Pas un client n’était venu déranger cette explication de famille. La boutique restait noire et vide. Au fond, les deux commis et la demoiselle continuaient leur besogne, avec des paroles chuchotées et sifflantes. Pourtant, trois dames se présentèrent, Denise resta seule un instant. Elle baisa Pépé, le cœur gros, à l’idée de leur prochaine séparation. L’enfant, câlin comme un petit chat, cachait sa tête, sans prononcer une parole. Quand madame Baudu et Geneviève revinrent, elles le trouvèrent bien sage, et Denise assura qu’il ne faisait jamais plus de bruit : il restait muet les journées entières, vivant de caresses. Alors, jusqu’au déjeuner, toutes trois parlèrent des enfants, du ménage, de la vie à Paris et en province, par phrases courtes et vagues, en parentes un peu embarrassées de ne pas se connaître. Jean était allé sur le seuil de la boutique et n’en bougeait plus, intéressé par la vie des trottoirs, souriant aux jolies filles qui passaient.
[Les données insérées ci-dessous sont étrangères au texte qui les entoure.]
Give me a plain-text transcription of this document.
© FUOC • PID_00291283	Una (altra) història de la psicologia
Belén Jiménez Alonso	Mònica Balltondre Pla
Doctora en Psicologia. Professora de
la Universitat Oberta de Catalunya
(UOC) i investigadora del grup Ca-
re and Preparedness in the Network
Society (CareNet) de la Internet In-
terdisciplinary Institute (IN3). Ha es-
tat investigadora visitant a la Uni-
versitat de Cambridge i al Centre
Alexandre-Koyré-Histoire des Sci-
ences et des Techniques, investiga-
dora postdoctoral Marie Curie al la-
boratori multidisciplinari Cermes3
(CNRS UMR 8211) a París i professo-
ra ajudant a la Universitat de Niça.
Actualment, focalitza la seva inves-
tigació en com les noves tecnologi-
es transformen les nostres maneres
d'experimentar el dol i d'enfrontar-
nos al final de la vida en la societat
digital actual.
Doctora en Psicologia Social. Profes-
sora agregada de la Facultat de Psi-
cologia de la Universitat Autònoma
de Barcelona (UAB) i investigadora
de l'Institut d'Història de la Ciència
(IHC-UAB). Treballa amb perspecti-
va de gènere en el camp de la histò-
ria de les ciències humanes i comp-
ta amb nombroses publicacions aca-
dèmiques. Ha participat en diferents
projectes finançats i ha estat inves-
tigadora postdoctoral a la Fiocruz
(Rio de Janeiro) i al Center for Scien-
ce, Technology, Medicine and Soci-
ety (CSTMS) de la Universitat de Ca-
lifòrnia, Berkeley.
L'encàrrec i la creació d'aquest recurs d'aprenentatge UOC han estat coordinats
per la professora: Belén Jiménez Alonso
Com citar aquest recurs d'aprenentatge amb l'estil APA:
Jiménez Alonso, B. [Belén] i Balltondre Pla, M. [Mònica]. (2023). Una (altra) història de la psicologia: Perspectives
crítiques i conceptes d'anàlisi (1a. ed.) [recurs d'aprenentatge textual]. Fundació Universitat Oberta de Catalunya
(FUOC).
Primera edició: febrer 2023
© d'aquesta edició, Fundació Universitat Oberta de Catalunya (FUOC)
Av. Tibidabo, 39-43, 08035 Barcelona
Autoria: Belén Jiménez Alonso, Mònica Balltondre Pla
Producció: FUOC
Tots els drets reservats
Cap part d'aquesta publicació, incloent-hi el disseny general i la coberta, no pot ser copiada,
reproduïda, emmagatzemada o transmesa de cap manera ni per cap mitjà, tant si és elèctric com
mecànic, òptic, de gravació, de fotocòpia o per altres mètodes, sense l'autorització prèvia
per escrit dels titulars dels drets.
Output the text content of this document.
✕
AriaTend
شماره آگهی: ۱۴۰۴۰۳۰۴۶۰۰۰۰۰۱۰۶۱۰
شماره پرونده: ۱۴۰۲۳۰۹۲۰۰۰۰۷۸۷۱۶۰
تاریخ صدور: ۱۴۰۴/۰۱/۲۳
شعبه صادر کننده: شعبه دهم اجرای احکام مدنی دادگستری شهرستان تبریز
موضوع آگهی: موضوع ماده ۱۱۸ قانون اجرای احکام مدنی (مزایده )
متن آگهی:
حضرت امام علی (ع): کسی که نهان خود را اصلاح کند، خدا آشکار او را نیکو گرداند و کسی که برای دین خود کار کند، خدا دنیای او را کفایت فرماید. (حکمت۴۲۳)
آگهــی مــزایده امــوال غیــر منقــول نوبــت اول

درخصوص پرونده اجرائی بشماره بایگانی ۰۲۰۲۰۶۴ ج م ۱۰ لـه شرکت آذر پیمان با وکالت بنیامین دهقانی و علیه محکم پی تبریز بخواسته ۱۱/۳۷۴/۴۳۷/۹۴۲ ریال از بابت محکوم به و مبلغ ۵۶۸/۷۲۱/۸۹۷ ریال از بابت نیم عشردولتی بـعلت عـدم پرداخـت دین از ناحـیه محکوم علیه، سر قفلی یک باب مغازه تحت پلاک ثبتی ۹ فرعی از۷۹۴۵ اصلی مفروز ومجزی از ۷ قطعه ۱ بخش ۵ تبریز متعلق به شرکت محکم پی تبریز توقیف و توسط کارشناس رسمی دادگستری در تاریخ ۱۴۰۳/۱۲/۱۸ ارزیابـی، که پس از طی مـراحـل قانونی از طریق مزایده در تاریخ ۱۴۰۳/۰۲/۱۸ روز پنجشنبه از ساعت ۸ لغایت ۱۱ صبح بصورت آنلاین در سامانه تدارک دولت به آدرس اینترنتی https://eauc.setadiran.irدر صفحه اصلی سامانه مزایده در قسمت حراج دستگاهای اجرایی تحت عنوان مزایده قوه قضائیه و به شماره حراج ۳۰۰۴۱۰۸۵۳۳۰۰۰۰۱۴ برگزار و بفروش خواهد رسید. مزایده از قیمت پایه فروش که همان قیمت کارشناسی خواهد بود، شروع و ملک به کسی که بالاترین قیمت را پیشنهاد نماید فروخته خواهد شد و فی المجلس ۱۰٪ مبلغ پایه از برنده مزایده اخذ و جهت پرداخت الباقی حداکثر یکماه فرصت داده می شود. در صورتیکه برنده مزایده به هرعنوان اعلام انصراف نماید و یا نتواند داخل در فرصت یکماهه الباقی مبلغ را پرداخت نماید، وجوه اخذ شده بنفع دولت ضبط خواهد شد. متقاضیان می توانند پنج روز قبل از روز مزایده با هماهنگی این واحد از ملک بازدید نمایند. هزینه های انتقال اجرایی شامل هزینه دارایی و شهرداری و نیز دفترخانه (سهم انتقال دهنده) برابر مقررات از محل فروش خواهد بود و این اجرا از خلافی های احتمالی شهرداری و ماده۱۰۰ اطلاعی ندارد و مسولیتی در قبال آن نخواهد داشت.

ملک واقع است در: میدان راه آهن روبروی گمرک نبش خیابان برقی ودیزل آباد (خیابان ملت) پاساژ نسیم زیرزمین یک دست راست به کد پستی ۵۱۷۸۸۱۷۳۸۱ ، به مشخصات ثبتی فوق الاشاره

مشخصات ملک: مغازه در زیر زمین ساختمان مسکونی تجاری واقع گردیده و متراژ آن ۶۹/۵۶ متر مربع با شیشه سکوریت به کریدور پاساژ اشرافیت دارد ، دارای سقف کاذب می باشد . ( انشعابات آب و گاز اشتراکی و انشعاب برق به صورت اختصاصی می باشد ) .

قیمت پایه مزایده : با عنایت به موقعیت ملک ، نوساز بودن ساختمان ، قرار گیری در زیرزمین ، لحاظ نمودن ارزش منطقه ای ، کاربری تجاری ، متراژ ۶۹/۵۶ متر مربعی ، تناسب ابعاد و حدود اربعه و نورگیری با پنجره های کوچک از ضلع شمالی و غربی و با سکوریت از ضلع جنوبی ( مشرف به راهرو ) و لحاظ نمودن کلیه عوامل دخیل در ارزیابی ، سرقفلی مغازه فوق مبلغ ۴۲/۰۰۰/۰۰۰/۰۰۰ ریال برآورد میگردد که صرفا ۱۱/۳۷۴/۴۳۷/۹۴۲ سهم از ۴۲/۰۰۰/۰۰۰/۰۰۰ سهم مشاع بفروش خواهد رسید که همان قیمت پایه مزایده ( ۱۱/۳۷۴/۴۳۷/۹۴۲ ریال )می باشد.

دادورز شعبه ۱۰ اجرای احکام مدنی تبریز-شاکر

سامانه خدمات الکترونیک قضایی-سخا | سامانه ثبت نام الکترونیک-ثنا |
À dix heures, une bonne parut. D’ordinaire, la table était servie pour Baudu, Geneviève et le premier commis. Il y avait une seconde table à onze heures pour madame Baudu, l’autre commis et la demoiselle.
– À la soupe ! cria le drapier, en se tournant vers sa nièce.
Et, comme tous étaient assis déjà dans l’étroite salle à manger, derrière la boutique, il appela le premier commis qui s’attardait.
– Colomban !
Le jeune homme s’excusa, ayant voulu finir de ranger les flanelles. C’était un gros garçon de vingt-cinq ans, lourd et madré. Sa face honnête, à la grande bouche molle, avait des yeux de ruse.
– Que diable ! il y a temps pour tout, disait Baudu, qui, installé carrément, découpait un morceau de veau froid, avec une prudence et une adresse de patron, pesant les minces parts du coup d’œil, à un gramme près.
Il servit tout le monde, coupa même le pain. Denise avait pris Pépé auprès d’elle, pour le faire manger proprement. Mais la salle obscure l’inquiétait ; elle la regardait, elle se sentait le cœur serré, elle qui était habituée aux larges pièces, nues et claires, de sa province. Une seule fenêtre ouvrait sur une petite cour intérieure, communiquant avec la rue par l’allée noire de la maison ; et cette cour, trempée, empestée, était comme un fond de puits, où tombait un rond de clarté louche. Les jours d’hiver, on devait allumer le gaz du matin au soir. Lorsque le temps permettait de ne pas allumer, c’était plus triste encore. Il fallut un instant à Denise, pour accoutumer ses yeux et distinguer suffisamment les morceaux sur son assiette.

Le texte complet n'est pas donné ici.